Problem with working with tables and page numbers of DOC / DOCX documents in ASPOSE.WORDS for JAVA

beralex · January 10, 2020, 5:37pm

Good afternoon!
There was a problem with working with headers and footers.

Objective: determine the vertical alignment of the text in the table cell in the footer, starting from the second page of the document (as an example, the text in the 3 cell of the footer)
Problem: the cell indicates that the text is centered, but ASPOSE.WORDS for JAVA returns VerticalAlignment = “TOP” (see VERTICAL_ALIGNMENT_INCORRECT.jpg).
Question: what can this problem be connected with?
Objective: to determine the correctness of the number of the current page indicated in the 3rd cell of the footer, starting from the second page of the document
Problem:
- When checking the file (the file itself should not be modified using ASPOSE.WORDS for JAVA), the MERGEFORMAT field appears and the total number of pages is always returned as the current page number (for all pages in the document) (see DOC_WITH_MERGEFORMAT.jpg )
- If you change (re-save the document) using ASPOSE.WORDS for JAVA, then the MERGEFORMAT field disappears and the current page number is returned correctly (see DOC_WITHOUT_MERGEFORMAT).
Question: how to get around the problem with the MERGEFORMAT field without changing the source file itself?

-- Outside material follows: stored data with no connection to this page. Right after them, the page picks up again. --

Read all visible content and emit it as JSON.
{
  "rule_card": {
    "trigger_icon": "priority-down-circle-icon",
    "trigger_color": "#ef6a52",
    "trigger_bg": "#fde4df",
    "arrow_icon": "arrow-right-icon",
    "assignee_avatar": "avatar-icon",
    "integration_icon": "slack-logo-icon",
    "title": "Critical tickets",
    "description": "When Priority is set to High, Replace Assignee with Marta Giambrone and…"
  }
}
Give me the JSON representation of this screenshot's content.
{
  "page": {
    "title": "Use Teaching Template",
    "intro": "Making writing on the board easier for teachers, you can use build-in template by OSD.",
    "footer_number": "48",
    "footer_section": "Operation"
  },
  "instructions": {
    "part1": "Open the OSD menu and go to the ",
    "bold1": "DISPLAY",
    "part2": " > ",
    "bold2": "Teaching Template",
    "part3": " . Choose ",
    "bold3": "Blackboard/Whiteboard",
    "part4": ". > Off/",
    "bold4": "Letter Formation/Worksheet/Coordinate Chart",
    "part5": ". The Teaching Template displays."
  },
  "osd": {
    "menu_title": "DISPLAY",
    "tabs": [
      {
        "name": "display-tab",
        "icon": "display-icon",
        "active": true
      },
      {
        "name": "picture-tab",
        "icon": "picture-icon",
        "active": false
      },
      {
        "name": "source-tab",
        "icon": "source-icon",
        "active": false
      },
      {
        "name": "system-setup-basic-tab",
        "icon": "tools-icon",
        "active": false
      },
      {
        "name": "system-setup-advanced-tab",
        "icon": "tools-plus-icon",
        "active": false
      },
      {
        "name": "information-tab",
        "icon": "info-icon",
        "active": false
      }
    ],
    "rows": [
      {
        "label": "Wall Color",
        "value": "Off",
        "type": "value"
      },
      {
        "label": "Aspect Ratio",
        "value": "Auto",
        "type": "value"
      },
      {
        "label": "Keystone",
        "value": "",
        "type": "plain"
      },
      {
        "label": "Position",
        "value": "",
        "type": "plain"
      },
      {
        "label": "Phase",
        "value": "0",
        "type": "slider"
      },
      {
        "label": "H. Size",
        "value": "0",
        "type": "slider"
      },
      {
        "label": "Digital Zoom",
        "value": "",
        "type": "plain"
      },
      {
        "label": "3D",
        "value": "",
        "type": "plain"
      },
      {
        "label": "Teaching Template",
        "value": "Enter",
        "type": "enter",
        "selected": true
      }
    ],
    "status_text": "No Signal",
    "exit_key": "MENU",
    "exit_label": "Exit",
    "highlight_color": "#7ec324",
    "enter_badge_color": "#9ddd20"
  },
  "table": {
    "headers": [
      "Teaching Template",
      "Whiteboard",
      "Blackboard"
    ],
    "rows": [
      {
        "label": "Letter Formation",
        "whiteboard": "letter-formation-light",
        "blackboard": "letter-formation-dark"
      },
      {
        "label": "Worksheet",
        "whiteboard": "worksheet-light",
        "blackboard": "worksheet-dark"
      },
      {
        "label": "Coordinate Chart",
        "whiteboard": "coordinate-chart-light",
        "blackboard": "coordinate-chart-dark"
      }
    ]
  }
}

Source document: EXAMPLE_DOC.docx

Please help with the solution of these problems. All documents are attached in the archive Example_files.zip (138.0 KB)

awais.hafeez · January 11, 2020, 7:13am

We tested the scenario with latest version of Aspose.Words for Java i.e. 20.1 and have managed to reproduce the same problem on our end. For the sake of correction, we have logged this problem in our issue tracking system. The ID of this issue is WORDSJAVA-2291. We will further look into the details of this problem and will keep you updated on the status of correction. We apologize for your inconvenience.

Regarding the second scenario you mentioned, we performed following steps on our end.

Re-saved “EXAMPLE_DOC.docx” by using the following code:

Java Code:

Document doc = new Document("E:\\Example_files1\\EXAMPLE_DOC.docx");
doc.save("E:\\Example_files1\\awjava-20.1.docx");

Executed the following code on both the original “EXAMPLE_DOC.docx” document and the output “awjava-20.1.docx” document

Java Code:

Document doc = new Document("E:\\Temp\\Example_files1\\awjava-20.1.docx");
HeaderFooter primaryFooter = doc.getFirstSection().getHeadersFooters().getByHeaderFooterType(HeaderFooterType.FOOTER_PRIMARY);
Table targetTable = primaryFooter.getTables().get(0);
Cell targetCell = targetTable.getFirstRow().getLastCell();
System.out.println(targetCell.getText());

In both cases, we got the following output printed on Java console:

Problem with working with tables and page numbers of DOC / DOCX documents in ASPOSE.WORDS for JAVA

So, it seems that Aspose.Words for Java preserves all the content during re-saving your DOCX file. Or please provide complete steps that we can follow on our end to observe this behavior. Thanks for your cooperation.

beralex · January 13, 2020, 5:02pm

@awais.hafeez,
Good afternoon!

We are interested in how to get the correct current page number. In your example, the current page number is 10 (out of 10 pages). And so for every page. Those. the current page number is always 10 (the total number of pages in the document).

Those. we want to get directly the text that is indicated in the right cell of the footer in the form: “Current page number” / “Total number of pages”

In this case, for each page, the “Current Page Number” always returns the Total Number of Pages.

We need to get the text for the page that is indicated in the right cell of the footer as “Current page number”.

Can you help us with this problem? Perhaps the problem lies precisely in Mergeformat.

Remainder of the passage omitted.